How to use ADP in June
The practical framework is to treat early ADP as a map of where the crowd is heading, then position yourself a step ahead of it. Front-run the risers whose movement is grounded in opportunity or a changed situation, because their prices will keep climbing toward camp. Be patient with the buzz risers, who often drift back down once camp begins and the highlight reps fade from memory.
On the fallers' side, the inverse logic applies. A proven player whose ADP slips because of a crowded depth chart or vague offseason chatter can become a value if the market overreacts, while a faller whose decline reflects a genuine loss of role should be left alone. The goal is always to buy opportunity at a discount and sell hype at a premium.
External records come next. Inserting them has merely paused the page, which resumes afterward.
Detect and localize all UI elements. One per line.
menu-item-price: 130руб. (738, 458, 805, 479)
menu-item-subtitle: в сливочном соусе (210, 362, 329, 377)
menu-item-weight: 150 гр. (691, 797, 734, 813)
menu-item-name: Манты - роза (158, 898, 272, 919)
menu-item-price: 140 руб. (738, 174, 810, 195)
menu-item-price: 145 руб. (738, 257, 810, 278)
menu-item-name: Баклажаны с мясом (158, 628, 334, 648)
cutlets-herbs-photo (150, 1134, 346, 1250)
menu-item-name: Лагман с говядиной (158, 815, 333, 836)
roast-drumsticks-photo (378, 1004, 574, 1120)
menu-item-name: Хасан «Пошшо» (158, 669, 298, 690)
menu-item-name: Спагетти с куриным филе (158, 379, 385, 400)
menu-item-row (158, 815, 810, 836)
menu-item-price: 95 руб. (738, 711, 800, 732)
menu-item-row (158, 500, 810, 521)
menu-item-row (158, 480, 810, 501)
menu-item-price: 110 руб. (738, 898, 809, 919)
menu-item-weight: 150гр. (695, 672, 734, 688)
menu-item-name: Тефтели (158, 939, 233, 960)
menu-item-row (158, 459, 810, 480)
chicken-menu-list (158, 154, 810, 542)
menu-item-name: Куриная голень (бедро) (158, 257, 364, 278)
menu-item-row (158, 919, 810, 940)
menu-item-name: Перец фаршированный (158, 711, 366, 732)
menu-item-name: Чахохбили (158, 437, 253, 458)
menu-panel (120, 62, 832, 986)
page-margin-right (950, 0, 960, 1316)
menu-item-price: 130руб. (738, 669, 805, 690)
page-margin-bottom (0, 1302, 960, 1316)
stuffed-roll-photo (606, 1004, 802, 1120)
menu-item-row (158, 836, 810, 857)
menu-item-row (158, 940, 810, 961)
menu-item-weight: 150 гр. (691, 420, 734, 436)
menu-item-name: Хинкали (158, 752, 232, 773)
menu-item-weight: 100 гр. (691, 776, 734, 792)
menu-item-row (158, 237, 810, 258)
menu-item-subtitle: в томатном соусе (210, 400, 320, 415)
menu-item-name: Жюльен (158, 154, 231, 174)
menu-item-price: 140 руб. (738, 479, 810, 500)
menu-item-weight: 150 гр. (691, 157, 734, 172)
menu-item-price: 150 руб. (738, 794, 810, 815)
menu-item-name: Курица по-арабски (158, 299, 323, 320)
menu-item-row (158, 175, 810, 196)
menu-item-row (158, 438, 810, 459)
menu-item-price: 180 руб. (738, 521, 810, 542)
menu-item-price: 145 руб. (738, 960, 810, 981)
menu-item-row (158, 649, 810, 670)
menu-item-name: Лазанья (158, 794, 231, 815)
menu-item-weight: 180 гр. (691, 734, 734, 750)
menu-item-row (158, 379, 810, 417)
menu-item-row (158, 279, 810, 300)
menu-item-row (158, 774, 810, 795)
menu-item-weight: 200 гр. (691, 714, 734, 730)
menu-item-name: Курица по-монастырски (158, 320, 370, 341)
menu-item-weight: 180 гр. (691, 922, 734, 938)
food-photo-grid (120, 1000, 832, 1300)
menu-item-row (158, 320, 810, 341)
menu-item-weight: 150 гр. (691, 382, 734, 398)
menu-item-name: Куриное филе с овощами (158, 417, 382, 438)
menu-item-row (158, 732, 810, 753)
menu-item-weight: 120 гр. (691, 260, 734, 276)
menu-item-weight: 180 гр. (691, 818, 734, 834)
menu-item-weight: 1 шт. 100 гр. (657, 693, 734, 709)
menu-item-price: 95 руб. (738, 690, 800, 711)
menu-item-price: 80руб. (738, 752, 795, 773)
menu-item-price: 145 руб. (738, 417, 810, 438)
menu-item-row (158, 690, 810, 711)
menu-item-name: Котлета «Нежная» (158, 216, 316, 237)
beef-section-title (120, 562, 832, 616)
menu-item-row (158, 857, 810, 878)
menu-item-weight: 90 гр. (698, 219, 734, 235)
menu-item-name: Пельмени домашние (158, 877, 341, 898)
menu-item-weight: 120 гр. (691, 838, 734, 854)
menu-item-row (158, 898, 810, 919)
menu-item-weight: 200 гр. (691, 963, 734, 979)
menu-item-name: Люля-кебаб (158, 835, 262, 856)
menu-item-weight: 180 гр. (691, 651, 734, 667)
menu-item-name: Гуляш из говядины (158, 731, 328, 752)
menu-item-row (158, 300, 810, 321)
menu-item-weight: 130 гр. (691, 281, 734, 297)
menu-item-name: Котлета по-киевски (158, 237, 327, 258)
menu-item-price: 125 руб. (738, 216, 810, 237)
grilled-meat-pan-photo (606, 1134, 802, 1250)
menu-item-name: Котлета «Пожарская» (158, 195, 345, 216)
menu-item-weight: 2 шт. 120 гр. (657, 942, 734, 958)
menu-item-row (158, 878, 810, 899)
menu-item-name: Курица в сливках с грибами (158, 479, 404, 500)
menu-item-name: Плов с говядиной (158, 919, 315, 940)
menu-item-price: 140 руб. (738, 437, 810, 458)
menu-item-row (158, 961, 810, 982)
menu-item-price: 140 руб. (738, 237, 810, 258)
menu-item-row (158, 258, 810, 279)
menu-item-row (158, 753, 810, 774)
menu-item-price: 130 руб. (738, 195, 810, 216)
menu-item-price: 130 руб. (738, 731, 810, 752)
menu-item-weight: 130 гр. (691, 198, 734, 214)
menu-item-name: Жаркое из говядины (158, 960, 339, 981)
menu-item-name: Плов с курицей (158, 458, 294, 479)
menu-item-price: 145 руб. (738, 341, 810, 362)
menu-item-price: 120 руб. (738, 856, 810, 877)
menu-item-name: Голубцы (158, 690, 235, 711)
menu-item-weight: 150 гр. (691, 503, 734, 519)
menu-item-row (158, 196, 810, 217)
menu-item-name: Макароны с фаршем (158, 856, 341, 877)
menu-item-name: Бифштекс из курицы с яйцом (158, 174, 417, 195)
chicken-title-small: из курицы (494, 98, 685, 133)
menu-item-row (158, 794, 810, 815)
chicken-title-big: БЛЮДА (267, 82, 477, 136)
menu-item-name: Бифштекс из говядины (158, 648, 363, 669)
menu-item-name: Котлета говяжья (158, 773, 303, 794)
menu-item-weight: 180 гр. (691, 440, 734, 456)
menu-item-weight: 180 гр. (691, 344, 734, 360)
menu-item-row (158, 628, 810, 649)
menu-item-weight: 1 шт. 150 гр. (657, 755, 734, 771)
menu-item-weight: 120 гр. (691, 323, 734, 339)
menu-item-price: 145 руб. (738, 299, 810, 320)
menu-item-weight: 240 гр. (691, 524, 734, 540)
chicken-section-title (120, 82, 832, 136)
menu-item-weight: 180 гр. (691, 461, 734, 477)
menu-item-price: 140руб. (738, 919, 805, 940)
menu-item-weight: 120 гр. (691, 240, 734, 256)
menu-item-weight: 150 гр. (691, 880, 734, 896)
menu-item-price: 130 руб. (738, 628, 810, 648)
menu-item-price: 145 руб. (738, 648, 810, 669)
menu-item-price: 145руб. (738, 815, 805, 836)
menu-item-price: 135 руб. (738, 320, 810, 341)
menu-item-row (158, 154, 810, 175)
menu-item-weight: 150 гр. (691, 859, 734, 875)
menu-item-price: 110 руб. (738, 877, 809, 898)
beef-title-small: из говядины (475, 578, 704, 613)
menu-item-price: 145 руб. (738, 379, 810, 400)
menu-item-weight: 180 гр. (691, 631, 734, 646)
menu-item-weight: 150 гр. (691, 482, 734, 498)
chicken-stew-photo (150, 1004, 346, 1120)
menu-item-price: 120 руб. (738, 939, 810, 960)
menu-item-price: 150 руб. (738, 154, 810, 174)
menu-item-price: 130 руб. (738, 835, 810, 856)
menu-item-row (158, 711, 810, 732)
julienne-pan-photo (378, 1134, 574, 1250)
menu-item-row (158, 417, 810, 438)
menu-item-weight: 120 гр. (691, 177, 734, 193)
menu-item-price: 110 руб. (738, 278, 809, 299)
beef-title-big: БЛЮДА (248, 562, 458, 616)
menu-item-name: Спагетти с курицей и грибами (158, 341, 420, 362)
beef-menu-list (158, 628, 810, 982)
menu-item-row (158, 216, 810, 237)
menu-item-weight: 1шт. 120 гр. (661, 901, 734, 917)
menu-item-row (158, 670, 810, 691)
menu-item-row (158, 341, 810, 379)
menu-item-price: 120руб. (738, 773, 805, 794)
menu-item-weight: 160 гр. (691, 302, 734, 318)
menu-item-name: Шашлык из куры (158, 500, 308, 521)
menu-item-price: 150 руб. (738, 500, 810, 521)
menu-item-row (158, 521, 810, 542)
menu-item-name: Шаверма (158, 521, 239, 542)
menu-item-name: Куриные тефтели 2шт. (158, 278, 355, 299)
The fallers worth a second look
The other side of the board is just as actionable. Every June, a few established producers slide because of a crowded depth chart, a vague offseason quote, or a rookie's arrival, and the market frequently overcorrects. A proven player whose role is genuinely intact but whose ADP has dipped on noise is one of the best values in a draft, because you are paying a discount for production the player is still likely to deliver. The discipline is to ask why a player is falling: if the role is unchanged, buy the dip, and if the role has truly eroded, stay away.
The trap is mistaking a real decline for a buying opportunity. A faller who has clearly lost touches to a younger or better teammate is cheap for a reason, and chasing the name at a discount rarely works out. Distinguishing the overreactions from the genuine demotions is where drafters separate themselves, and it requires looking past the ADP number to the underlying depth chart and usage trend.
The Verdexed model take
Verdexed's model is built to cut through June noise by weighting projected opportunity, role security, and scheme fit over offseason narrative. It tends to be more bullish than the market on role-based risers like Dobbins and Brooks, whose movement reflects a real path to touches, and more cautious on players whose stock is climbing purely on summer buzz. On the quarterback side, the model rewards the certainty of a defined starting job, which is why situation-driven risers grade out as some of the safer early-draft values.
The actionable edge: use the model's opportunity-first lens to decide which June risers to draft ahead of their ADP and which to let pass. The crowd will keep pushing certain names up regardless, so the profit is in identifying the movers whose underlying role justifies the climb before the rest of your league does.
What's next
The next inflection point is training camp, when pads, depth-chart battles, and the first real injury news reshuffle the board again. Beat reporters' snap-count and role notes from camp are the most valuable ADP signals of the summer, far more so than anything from non-contact OTAs. Lock in the role-based risers now, stay disciplined on the hype, and revisit your board the moment camp reps start telling the real story.